Dans tout le débat entourant la menace d'expulsion de la famille Barlagne en raison de la condition de la jeune fille, j'aimerais apporter une autre perspective en ce qui a trait aux besoins des personnes handicapées et vulnérables au Québec.

Dans tout le débat entourant la menace d'expulsion de la famille Barlagne en raison de la condition de la jeune fille, j'aimerais apporter une autre perspective en ce qui a trait aux besoins des personnes handicapées et vulnérables au Québec.

Je suis moi-même mère de deux filles handicapées, dont une fréquente la même école que Rachel Barlagne. Ma plus jeune ira aussi à l'école Victor Doré en septembre. Depuis plusieurs années, je suis très impliquée dans la cause des enfants handicapés, une façon personnelle de redonner à cette communauté qui vit un manque criant de ressources et de moyens pour subvenir à ses besoins grandissants.

Je suis surprise de voir qu'on supporte la thèse de recours humanitaire pour une famille qui pourrait facilement retourner en France et y avoir accès à des services de santé de qualité. Recours humanitaire pour une famille menacée d'expulsion vers un pays en voie de développement, passe encore, mais vers la France? De plus, je ne crois pas que le Canada a des leçons à recevoir de la France sur les meilleures pratiques en gestion de l'immigration... autre sujet abondamment cité. C'est quand même ironique qu'ils osent même se prononcer sur ce sujet.

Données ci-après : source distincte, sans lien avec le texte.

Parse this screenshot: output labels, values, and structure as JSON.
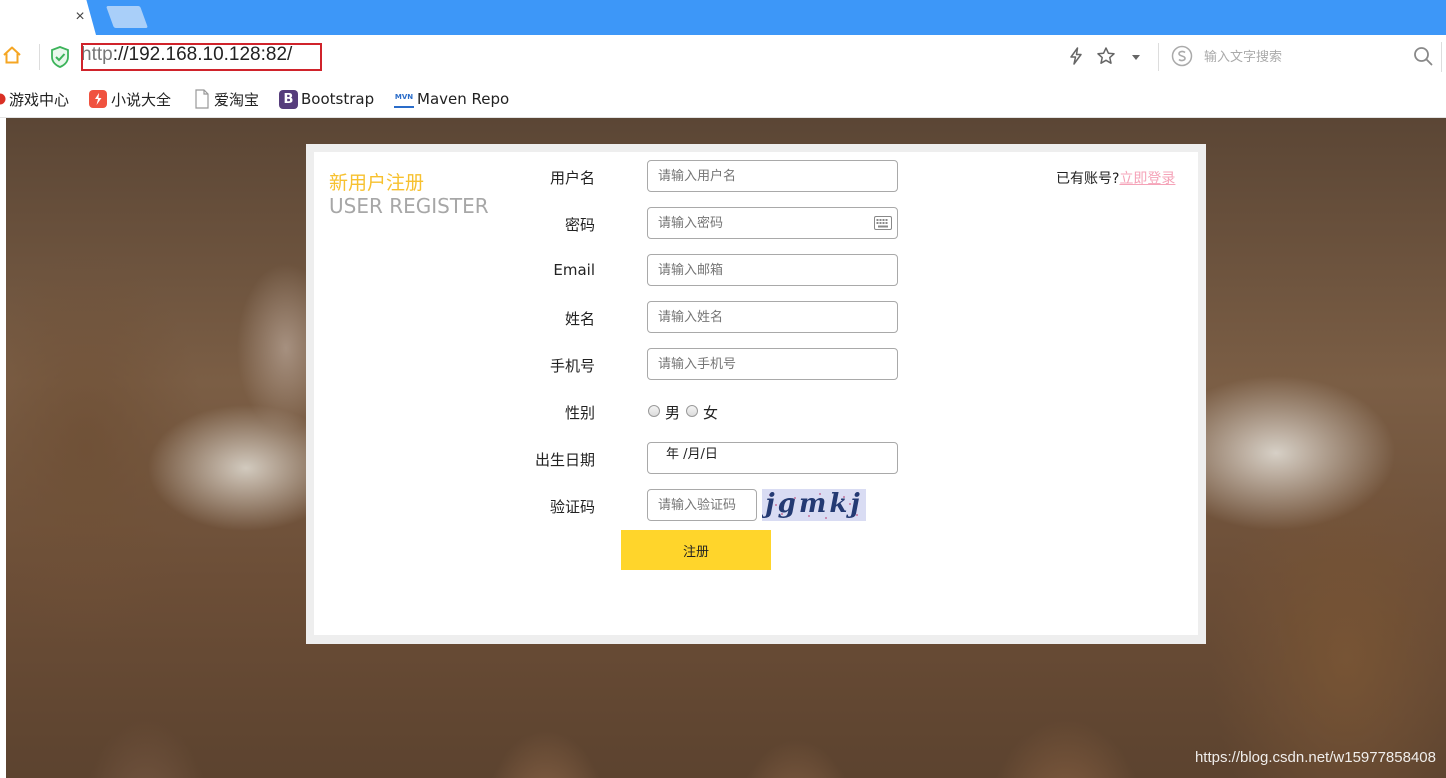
{
  "browser": {
    "tab": {
      "close_glyph": "×"
    },
    "address": {
      "scheme": "http",
      "url_rest": "://192.168.10.128:82/"
    },
    "search": {
      "placeholder": "输入文字搜索"
    },
    "icons": [
      "home-icon",
      "security-shield-icon",
      "lightning-icon",
      "star-icon",
      "chevron-down-icon",
      "sogou-icon",
      "search-icon"
    ],
    "bookmarks": [
      {
        "label": "游戏中心",
        "icon": "game-center-icon"
      },
      {
        "label": "小说大全",
        "icon": "novel-icon"
      },
      {
        "label": "爱淘宝",
        "icon": "page-icon"
      },
      {
        "label": "Bootstrap",
        "icon": "bootstrap-icon",
        "icon_text": "B"
      },
      {
        "label": "Maven Repo",
        "icon": "maven-icon",
        "icon_text": "MVN"
      }
    ]
  },
  "register": {
    "title_cn": "新用户注册",
    "title_en": "USER REGISTER",
    "login_prompt": "已有账号?",
    "login_link": "立即登录",
    "fields": {
      "username": {
        "label": "用户名",
        "placeholder": "请输入用户名"
      },
      "password": {
        "label": "密码",
        "placeholder": "请输入密码"
      },
      "email": {
        "label": "Email",
        "placeholder": "请输入邮箱"
      },
      "name": {
        "label": "姓名",
        "placeholder": "请输入姓名"
      },
      "phone": {
        "label": "手机号",
        "placeholder": "请输入手机号"
      },
      "gender": {
        "label": "性别",
        "options": [
          "男",
          "女"
        ]
      },
      "birthday": {
        "label": "出生日期",
        "value": "年 /月/日"
      },
      "captcha": {
        "label": "验证码",
        "placeholder": "请输入验证码",
        "image_text": "jgmkj"
      }
    },
    "submit_label": "注册"
  },
  "watermark": "https://blog.csdn.net/w15977858408",
  "colors": {
    "tabbar": "#3d97f8",
    "title_accent": "#f7c12f",
    "title_secondary": "#a7a7a7",
    "login_link": "#f5a3b8",
    "submit_button": "#ffd52b",
    "url_highlight_box": "#d0232b"
  }
}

Je suis très perplexe face à l'affirmation à l'ambassade du Canada à Paris que la condition de leur enfant ne poserait pas problème pour obtenir leur statut de résident permanent. Chose certaine, ils ont certainement été avisés très rapidement du contraire bien avant que tout ceci n'éclate au grand jour.

En fait, j'ai du mal à comprendre comment un parent peut avoir pensé qu'il était possible d'immigrer avec un enfant lourdement handicapé (car, il n'y a pas d'enfants légèrement handicapés à l'école Victor Doré). Il ne me viendrait jamais à l'esprit d'envisager une telle chose, pour des raisons bien évidentes: nos enfants représentent un fardeau financier significatif, tant pour la famille que pour la société qui les accueille, et c'est plus élevé que 5200$ par année, autre montant abondamment cité. Ils reçoivent non seulement de l'éducation spécialisée (5200$), mais des équipements (fauteuils roulants, orthèses, marchettes, tableaux de communications), ils sont transportés de façon adaptée par les commissions scolaires, ils reçoivent des soins et/ou des suivis médicaux continus et fréquents, nécessitent des couches, de la physiothérapie, de la surveillance constante (donc du gardiennage et répit), etc. La liste est infinie. Et Rachel reçoit fort probablement tous ces services, au même titre que la plupart des enfants qui vont à Victor Doré. Et, en grandissant, les services ne sont pas pour autant moins nécessaires.

Que dire de notre capacité à absorber cette demande? Si vous visitez l'école Victor Doré, vous verrez l'état des installations, le manque de ressources. Nous n'arrivons même pas, comme société, à subvenir aux besoins de nos propres enfants, sans parler des personnes âgées et en perte d'autonomie. Et c'est pour cette raison que des critères d'admission sont mis en place, parce que nos ressources sont déjà insuffisantes.

Lorsque nous aurons les moyens d'offrir plus d'un bain par semaine aux personnes âgées en CHSLD et pourrons offrir des opportunités d'intégration aux personnes handicapées à la mesure de leur capacité, nous pourrons devenir une terre d'accueil à la mesure de nos aspirations. Mais nous ne sommes malheureusement pas là.

Est-ce que c'est une décision impopulaire? Tout à fait. Mais il y a dans la vie des choix difficiles à faire, et celui-ci ne met en aucun cas la santé, les soins et le développement de cette enfant en cause.